舞台は44年10月のアウシュビッツ・ビルケナウ・ナチスドイツ強制・絶滅収容所。ハンガリー系ユダヤ人のサウルはここで、「ゾンダーコマンド」として働いている。ゾンダーコマンドとはナチスに選別され、同胞のユダヤ人の処理(ガス室への誘導から遺体の焼却、灰の処分まで)に当たる特殊部隊。おぞましい任務に就いている彼らも、いつかは殺される運命だ。サウルはある日、遺体処理の最中にガス室で息子とおぼしき少年を発見する。そしてユダヤ教の教義にのっとり埋葬しようとするところから、物語が回り始める――。
自身の祖父母もガス室に送られ、そのことに「幼少期からオブセッションに囚われるぐらい深く執着していた」というラースロー監督に話を聞いた。

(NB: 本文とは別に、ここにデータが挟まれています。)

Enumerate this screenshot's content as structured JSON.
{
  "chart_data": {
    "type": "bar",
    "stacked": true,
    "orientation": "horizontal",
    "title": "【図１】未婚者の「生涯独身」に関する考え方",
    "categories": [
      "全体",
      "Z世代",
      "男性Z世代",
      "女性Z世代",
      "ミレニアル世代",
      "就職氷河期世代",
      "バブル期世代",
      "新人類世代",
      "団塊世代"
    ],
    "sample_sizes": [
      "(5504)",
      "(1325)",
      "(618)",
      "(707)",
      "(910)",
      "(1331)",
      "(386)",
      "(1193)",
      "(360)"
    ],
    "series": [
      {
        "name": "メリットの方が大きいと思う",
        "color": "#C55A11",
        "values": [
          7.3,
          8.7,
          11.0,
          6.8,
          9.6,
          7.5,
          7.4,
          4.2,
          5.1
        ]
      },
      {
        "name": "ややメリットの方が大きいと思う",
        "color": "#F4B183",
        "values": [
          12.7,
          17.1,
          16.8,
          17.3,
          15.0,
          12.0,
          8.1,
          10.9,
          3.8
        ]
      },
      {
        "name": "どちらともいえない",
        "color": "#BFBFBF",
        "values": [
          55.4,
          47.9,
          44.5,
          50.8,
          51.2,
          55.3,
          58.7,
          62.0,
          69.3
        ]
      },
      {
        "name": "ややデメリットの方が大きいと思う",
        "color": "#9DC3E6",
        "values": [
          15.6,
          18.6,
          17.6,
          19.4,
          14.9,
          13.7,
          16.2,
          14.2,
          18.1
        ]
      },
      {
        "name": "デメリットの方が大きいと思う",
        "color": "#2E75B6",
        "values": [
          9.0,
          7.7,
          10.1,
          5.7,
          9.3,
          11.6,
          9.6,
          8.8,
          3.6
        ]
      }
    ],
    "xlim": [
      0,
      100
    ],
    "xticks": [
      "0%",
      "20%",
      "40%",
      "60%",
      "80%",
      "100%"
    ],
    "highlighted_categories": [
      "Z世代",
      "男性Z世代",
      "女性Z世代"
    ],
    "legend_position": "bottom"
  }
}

――作品が生まれたきっかけは。なぜゾンダーコマンドについて映画化しようと?
ホロコースト60周年だった10年前に、初めてゾンダーコマンドの存在を知った。当時出版された彼らの手記を読み、これは非常に重要なテーマだから絶対に映像にしないといけないと思った。
――あなたの親族も収容所で亡くなっている。それはあなたにどんな影響を与えていると思うか。
すごく答えが難しい質問だ。例えば日本人や、日本の子供たちは原爆についてどう思うのかと聞くのと、同じことだと思うから。基本的には、世界でもヨーロッパでも第二次大戦について語られる場、教えられる場がまだまだ足りないし、もっと教育していかなくてはならないと感じている。社会として、そういう問題をオープンに語っていかなければならないと思う。
――これから世代交代が進むにつれ、戦争の歴史はますます忘れられていく心配があるのでは。
もちろんそういう方向に向かっていくのは仕方ないことだ。でも、それに抗うのは悪いことではないし、自然なことだと思う。忘れてしまうことに抵抗する人たちがいてもいいんじゃないか。
――この映画が独特なのは、カメラがひたすらサウルの表情を追い掛けるところだ。脚本の段階から考えていた?
あのカメラワークを大前提に脚本を書いた。狙いは単純で、恐怖をどれだけ肌で感じることができるか、どれだけリアルに伝えることができるかだ。